A hydraulic workover (HWO) system is being developed to support a deepwater GOM field. The system will be located under the rig floor with heave compensation provided by the rig's riser tensioning system. HWO control will be achieved using a remote panel and operations will be observed from the driller's cabin on closed-circuit television (CCTV). To keep the stack-up height as short as possible, the surface pressure control equipment (PCE) will utilize special unitized body valves. The PCE will be stored on a purpose-built fixture where it can be pressure and function tested prior to rig up. The surface and subsea PCE will include shearing and sealing capability for the largest diameter pipe to be used.
The HWO solution provides a high-strength conveyance method to intervene and operate under pressure from a floating vessel in deep, high-pressure reservoirs. The customized HWO extends intervention capabilities to a departure of 15,000 ft (28,800 ft MD) under 8,800-psi wellhead pressure.
The HWO provides features that enhance personnel safety and economic efficiency. The advantages of a sub-floor HWO include: (1) improved safety by removing personnel from an elevated workbasket exposed to pressure and erratic movement, (2) more efficient operation through use of the rig's regular hoisting equipment, (3) elimination of the need to pull production tubing when extending existing wells, and (4) complete reservoir accessability without the need for satellite wells.
HWO units have seen limited use in floating applications. This is in part because the motion characteristics of floating facilities present issues with the use of conventional snubbing equipment. These issues are particularly significant when intervention is required on wells with subsea trees. The design of a HWO system for floating operations must consider the motions and environmental loads inherent to these operations.
Historically, several HWO system designs have been considered for use in floating operations. These systems include deck-mounted and derrick-suspended systems. All of the systems known to have been used to date have used above-the-floor snubbing equipment.
In 1998, an HWO job was performed on a subsea well from a GOM semisubmersible floating drilling and production facility. In this 2,100-ft water depth application, an above-the-floor-deployed HWO unit was motion compensated with the drillstring-compensation system. A high-pressure riser consisting of 5-in. drillpipe was run inside a standard drilling riser. The system design was intended to account for a relative motion of ±5 feet between the rig and riser.1
In 2007, the intervention challenge is greater. Increasingly, new technology allows GOM field exploration in deeper, higher pressure reservoirs.
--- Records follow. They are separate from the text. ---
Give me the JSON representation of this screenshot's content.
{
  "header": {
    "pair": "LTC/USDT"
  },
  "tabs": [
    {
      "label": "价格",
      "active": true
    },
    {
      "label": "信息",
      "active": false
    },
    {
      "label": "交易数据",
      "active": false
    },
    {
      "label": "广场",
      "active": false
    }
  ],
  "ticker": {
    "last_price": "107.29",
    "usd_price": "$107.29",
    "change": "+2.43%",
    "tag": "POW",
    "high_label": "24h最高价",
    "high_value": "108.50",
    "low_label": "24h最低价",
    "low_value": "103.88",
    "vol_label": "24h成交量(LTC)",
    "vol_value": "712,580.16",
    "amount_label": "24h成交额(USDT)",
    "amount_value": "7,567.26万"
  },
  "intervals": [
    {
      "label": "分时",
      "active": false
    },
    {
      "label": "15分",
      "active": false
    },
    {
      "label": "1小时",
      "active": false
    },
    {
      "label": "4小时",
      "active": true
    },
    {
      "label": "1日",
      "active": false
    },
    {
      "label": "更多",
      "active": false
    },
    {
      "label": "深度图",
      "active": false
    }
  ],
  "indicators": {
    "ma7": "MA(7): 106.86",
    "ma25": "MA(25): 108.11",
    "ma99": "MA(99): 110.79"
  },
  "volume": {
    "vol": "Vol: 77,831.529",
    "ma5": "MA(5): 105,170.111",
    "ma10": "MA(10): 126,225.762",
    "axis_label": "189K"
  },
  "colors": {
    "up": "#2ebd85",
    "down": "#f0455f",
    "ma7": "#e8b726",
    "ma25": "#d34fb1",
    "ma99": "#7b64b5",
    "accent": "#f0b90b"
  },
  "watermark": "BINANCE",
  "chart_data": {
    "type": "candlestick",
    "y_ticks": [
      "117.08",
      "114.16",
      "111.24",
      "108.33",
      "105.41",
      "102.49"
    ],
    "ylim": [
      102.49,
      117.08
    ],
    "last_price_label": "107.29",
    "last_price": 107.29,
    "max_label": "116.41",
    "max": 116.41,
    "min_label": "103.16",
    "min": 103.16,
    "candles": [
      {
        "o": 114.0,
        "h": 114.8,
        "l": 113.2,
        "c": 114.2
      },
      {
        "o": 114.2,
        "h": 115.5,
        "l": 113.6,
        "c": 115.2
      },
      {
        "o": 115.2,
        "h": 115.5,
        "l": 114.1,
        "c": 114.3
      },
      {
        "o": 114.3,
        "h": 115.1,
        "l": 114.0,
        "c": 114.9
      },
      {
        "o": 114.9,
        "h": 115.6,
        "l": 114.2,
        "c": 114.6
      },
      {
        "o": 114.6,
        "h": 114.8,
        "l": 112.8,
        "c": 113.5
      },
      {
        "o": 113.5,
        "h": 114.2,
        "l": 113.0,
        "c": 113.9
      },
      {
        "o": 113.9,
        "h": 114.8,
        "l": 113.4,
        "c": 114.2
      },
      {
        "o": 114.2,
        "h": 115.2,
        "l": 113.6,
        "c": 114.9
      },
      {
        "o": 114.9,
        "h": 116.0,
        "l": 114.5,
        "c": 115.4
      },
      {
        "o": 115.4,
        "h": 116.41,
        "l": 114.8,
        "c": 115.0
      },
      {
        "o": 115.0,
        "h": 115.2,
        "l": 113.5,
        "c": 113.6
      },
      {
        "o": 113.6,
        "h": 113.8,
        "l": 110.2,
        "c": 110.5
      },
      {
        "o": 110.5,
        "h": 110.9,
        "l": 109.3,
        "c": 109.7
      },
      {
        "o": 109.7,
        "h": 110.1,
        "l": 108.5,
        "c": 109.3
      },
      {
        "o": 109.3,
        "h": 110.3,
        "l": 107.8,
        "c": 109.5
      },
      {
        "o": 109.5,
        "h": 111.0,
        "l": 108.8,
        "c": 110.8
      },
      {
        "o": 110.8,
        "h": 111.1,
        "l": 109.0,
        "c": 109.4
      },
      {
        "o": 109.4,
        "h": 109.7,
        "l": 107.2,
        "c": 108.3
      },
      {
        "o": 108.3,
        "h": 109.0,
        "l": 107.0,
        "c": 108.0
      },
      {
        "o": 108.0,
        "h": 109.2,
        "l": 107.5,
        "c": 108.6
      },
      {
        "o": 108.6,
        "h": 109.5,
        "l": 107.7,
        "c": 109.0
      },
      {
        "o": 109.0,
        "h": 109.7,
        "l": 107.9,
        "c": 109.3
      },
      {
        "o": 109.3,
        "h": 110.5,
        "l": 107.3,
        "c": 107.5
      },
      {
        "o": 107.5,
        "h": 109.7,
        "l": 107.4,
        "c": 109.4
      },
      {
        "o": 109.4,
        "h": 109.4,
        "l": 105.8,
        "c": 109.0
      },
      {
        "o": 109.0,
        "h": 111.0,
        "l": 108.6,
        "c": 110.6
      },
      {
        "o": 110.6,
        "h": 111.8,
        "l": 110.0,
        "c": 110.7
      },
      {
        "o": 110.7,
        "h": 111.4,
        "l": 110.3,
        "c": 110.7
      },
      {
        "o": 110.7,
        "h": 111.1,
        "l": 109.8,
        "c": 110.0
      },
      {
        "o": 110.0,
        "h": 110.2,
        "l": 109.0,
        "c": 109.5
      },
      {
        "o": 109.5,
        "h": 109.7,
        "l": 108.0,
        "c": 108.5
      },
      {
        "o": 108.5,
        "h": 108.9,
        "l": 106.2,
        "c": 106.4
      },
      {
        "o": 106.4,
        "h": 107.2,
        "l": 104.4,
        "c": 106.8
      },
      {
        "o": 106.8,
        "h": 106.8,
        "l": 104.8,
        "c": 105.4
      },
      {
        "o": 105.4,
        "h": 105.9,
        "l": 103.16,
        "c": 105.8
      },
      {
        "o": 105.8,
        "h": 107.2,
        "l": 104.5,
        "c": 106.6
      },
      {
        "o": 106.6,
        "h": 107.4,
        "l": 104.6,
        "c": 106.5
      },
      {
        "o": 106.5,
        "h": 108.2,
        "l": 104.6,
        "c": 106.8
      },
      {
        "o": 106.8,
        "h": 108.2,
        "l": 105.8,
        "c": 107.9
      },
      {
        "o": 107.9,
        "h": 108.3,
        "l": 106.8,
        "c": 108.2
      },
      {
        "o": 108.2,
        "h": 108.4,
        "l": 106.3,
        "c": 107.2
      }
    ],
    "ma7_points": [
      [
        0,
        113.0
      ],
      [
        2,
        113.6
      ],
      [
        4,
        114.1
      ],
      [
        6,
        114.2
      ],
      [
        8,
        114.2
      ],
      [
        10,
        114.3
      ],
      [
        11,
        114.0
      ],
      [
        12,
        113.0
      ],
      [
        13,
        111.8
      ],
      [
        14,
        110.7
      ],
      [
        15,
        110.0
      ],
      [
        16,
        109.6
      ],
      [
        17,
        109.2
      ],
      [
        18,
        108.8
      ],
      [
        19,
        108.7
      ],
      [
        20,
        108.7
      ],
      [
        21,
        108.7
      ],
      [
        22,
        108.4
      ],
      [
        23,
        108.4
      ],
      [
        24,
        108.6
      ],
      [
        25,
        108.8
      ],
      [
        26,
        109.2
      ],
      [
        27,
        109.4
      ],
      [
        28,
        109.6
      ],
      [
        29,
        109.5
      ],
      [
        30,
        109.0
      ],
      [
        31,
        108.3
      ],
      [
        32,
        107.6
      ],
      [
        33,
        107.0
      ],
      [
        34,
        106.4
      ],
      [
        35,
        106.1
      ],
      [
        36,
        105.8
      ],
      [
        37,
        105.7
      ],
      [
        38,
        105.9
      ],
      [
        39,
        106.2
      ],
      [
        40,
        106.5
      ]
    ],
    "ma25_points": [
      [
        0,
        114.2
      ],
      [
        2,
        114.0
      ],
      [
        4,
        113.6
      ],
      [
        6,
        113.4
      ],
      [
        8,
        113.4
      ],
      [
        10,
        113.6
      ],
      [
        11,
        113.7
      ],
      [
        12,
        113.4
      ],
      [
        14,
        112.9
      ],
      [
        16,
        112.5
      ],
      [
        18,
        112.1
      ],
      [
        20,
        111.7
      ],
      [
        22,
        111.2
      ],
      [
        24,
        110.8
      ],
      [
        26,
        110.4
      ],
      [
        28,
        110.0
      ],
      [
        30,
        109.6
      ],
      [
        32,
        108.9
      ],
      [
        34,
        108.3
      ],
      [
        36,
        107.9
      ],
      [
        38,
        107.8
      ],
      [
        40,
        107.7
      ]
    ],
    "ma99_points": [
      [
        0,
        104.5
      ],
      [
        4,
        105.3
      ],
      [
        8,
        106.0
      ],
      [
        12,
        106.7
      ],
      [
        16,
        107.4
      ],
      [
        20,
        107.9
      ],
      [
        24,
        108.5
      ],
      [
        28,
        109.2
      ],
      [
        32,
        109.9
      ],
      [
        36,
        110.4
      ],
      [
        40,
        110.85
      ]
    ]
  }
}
Economics demand that creative well intervention services continue to be employed to safely extend to unproven reserves in deep, high-pressure zones.
To improve access to these reserves, it is now desired to develop a rig-assist HWO unit that can be deployed below the rig floor of a deepwater production and drilling facility. Typically, such offshore facilities are not designed with HWO intervention capability in mind. Space is often at a premium and devoted primarily to production requirements. Standard rig-assist HWO units often require a sizeable footprint above deck for well intervention work, and the space available below the floor of a floating rig does not easily accommodate a large HWO equipment package. As a result, a custom-engineered HWO design is being developed (see Fig. 1).
A deepwater, high-pressure field located about 90 miles offshore Louisiana in over 6,000 ft of water is being developed using a permanently moored semisubmersible production and drilling facility. All the wells feature subsea completions from locations surrounding mud-line production manifolds.